Effect of volatile thiol compounds on protein metabolism by human gingival fibroblasts

The levels of volatile sulphur compounds (VSC) in periodontal pockets and mouth air have been found to correlate with severity of the disease process. The purpose of this study was to examine the influence of hydrogen sulphide and methyl mercaptan on protein metabolism of human gingival fibroblasts. The incorporation of labelled amino acids into protein was used to evaluate effects on total protein content.
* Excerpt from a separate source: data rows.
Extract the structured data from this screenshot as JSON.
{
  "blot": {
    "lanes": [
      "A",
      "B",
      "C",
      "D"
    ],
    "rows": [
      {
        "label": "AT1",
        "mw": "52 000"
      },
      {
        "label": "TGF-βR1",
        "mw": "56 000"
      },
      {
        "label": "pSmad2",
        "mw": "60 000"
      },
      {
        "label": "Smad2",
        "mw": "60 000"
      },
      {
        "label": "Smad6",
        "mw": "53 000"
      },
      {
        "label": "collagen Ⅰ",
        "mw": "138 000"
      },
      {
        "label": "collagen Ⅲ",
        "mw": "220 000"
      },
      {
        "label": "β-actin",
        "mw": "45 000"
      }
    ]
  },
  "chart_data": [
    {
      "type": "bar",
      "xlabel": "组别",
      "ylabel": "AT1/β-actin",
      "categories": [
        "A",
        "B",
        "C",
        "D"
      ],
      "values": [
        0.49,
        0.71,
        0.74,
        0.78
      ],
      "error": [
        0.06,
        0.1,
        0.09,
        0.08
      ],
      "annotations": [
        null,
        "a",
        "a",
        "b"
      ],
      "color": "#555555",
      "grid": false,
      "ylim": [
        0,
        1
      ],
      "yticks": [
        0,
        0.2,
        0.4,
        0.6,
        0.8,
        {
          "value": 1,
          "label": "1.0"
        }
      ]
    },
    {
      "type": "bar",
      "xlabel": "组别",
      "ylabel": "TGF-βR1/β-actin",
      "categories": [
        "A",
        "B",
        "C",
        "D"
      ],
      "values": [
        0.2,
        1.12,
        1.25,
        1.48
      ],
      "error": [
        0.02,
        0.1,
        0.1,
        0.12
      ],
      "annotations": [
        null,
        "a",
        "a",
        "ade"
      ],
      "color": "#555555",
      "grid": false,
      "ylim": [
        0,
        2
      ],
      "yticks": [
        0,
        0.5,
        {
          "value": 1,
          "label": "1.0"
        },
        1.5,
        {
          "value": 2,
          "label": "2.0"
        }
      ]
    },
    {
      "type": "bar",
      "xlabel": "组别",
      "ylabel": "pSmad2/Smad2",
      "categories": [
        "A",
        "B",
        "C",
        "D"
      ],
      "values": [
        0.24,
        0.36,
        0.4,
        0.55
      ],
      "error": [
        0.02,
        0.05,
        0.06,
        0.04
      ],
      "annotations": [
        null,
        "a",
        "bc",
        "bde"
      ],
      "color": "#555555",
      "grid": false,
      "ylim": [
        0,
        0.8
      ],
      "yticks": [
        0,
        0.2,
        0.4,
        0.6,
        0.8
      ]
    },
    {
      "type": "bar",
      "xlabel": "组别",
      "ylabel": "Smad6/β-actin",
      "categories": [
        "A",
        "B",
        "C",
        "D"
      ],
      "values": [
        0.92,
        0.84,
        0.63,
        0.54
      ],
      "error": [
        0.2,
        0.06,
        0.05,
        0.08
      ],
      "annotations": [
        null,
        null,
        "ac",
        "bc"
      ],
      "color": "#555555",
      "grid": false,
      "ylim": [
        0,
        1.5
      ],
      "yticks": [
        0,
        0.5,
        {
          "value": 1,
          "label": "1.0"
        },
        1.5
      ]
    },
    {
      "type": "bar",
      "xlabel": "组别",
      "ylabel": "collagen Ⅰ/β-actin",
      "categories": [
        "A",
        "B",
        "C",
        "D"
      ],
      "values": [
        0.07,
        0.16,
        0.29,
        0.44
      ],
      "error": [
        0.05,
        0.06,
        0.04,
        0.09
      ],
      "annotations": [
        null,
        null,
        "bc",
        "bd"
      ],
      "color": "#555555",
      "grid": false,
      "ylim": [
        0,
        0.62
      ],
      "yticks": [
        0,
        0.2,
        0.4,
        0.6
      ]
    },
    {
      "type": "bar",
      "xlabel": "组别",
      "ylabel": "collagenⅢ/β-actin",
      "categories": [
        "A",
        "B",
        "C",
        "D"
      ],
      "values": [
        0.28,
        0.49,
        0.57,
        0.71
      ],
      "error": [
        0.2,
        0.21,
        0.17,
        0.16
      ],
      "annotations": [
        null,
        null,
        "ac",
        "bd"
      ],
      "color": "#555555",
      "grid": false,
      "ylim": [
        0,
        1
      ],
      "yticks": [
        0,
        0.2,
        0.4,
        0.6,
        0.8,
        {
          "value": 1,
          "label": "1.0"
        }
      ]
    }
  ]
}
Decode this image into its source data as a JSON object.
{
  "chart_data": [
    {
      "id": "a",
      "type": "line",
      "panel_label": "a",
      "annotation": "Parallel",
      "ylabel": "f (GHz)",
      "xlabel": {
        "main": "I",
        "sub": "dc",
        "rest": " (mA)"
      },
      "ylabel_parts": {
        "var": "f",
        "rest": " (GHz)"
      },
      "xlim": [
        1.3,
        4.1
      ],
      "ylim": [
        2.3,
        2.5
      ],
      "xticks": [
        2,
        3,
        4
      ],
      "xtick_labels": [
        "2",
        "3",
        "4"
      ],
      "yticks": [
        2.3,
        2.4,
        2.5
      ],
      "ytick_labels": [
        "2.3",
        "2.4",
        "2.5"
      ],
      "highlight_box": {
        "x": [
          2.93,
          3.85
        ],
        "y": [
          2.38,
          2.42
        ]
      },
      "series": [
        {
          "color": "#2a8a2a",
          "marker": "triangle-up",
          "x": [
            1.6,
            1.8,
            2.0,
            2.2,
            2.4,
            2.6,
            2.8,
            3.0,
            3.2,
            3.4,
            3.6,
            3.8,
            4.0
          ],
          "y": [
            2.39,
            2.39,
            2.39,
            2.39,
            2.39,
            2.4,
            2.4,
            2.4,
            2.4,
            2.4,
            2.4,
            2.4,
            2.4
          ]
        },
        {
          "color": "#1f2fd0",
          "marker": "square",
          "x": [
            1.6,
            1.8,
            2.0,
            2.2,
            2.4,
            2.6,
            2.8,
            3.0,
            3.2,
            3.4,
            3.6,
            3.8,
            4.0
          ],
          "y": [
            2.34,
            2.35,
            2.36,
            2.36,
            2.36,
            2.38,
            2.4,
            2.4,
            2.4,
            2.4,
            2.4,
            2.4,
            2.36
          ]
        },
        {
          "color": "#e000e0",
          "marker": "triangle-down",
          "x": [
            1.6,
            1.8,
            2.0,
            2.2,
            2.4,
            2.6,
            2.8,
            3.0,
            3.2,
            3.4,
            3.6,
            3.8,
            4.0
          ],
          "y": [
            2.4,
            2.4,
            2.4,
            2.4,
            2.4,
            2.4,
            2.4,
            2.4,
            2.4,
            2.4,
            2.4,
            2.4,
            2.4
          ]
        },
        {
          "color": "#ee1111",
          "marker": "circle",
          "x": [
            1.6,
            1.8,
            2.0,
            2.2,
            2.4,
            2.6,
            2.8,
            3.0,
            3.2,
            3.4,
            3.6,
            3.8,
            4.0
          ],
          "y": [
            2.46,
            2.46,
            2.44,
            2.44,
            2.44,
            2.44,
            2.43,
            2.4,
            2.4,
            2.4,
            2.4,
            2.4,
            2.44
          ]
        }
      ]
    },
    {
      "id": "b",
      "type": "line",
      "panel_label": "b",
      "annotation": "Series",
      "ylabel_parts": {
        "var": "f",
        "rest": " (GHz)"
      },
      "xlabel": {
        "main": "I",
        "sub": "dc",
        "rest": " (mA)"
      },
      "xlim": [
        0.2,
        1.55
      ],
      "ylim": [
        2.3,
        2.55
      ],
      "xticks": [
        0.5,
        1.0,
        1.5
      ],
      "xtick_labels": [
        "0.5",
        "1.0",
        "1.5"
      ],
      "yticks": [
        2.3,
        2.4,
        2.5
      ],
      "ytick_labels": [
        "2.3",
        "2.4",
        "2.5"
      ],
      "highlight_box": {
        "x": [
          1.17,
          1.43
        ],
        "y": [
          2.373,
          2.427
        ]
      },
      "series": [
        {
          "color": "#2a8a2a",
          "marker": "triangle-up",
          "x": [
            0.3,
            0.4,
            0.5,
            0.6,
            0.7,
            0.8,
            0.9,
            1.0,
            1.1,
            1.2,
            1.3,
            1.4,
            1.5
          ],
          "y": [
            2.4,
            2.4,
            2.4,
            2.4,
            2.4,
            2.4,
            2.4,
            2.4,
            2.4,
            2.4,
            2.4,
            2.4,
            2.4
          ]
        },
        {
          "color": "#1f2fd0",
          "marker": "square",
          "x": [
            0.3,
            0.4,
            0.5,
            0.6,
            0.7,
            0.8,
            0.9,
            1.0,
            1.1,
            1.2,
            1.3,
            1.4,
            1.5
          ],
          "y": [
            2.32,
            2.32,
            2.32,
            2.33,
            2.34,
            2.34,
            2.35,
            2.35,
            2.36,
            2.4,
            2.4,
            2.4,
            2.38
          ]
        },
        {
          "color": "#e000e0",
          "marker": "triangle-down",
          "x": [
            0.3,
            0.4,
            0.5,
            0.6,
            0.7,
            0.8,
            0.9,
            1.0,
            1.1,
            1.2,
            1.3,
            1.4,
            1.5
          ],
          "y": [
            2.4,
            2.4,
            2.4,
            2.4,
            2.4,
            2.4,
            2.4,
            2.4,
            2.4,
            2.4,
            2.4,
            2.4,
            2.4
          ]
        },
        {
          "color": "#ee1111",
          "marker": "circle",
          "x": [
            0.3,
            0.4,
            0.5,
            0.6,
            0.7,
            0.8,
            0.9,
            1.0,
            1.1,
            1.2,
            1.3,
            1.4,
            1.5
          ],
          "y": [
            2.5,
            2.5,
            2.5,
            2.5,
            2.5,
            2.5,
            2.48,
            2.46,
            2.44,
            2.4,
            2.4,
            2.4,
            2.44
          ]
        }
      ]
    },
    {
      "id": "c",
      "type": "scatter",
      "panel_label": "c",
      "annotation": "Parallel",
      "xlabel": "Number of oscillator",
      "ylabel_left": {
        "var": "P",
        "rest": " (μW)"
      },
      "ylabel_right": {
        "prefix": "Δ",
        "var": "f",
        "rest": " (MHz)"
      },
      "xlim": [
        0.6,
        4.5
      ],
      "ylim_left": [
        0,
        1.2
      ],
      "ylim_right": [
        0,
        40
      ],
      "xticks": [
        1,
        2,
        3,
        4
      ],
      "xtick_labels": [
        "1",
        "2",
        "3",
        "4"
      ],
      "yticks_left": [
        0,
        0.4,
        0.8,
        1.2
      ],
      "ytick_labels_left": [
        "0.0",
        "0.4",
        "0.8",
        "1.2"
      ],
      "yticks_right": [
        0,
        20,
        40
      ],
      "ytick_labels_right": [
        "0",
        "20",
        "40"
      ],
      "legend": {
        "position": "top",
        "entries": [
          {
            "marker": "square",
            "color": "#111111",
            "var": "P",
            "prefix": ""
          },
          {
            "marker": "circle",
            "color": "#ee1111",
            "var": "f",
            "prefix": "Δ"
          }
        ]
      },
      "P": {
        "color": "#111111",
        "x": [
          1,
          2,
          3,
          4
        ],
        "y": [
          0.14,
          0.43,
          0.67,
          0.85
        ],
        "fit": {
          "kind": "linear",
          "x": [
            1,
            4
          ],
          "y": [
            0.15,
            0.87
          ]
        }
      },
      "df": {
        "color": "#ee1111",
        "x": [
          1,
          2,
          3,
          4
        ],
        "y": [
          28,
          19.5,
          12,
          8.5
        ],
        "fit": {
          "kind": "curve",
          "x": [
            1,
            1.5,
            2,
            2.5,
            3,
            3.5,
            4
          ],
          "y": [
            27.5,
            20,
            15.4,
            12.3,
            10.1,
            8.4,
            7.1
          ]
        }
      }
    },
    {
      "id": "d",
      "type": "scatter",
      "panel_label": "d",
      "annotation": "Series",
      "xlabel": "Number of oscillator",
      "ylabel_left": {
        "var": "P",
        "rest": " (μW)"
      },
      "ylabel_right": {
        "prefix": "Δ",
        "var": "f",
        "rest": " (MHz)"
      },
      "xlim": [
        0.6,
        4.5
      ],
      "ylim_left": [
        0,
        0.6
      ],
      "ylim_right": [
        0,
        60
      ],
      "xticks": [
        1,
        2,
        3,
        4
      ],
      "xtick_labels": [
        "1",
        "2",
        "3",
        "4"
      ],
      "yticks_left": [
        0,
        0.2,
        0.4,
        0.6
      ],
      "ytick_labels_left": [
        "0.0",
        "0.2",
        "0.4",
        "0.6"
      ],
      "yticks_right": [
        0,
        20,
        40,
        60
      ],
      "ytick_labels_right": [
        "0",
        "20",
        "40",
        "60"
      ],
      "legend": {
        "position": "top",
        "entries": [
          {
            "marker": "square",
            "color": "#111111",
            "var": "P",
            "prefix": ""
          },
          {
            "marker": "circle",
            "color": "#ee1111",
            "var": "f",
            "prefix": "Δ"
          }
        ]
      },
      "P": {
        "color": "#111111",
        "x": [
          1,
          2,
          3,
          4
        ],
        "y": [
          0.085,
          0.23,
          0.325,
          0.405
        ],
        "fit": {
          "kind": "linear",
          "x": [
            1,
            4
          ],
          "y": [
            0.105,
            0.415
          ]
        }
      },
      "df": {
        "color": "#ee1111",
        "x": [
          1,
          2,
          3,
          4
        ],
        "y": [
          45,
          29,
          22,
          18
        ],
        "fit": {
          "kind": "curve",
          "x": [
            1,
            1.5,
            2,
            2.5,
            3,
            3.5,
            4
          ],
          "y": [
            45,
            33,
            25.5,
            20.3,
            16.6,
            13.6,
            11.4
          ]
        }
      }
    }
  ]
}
Changes in collagenous protein concentration were monitored by release of radioactivity following collagenase digestion as well as direct analysis of hydroxyproline. Both thiols were found to reduce total protein synthesis, with mercaptan exerting a greater adverse effect. In cultures exposed to mercaptan, total protein was reduced by 35%. The changes in total protein were accompanied by a corresponding decrease in collagenase‐digestible protein. Hydroxyproline analysis of CH 3 SH‐exposed cultures confirmed the changes associated with collagenous proteins. It indicated that in comparison to the controls the CH 3 SH‐exposed cultures had a 70% reduction in collagen which resulted from a combined effect of suppressed synthesis and increased rate of collagen degradation. The possibility of thiol reaction with collagen was determined using in vitro systems in which type I collagen was reacted with varying concentrations of [ 35 S]‐H 2 S. The carboxymethyl (CM) cellulose assays of resulting reaction mixtures indicate that [ 35 S]‐radioactivity was incorporated directly into αl, α2, β11, β12 peptide chains. Furthermore, upon exposure of collagen to elevated H 2 S concentrations, the H 2 S converted some of the acid‐soluble collagen to a more soluble product which could be extracted in neutral salt and analyzed by CM‐cellulose chromatography. This effect on collagen solubility may make it more susceptible to enzymatic degradation and contribute to the increased destruction of collagen observed in the thiol‐treated fibroblast cultures.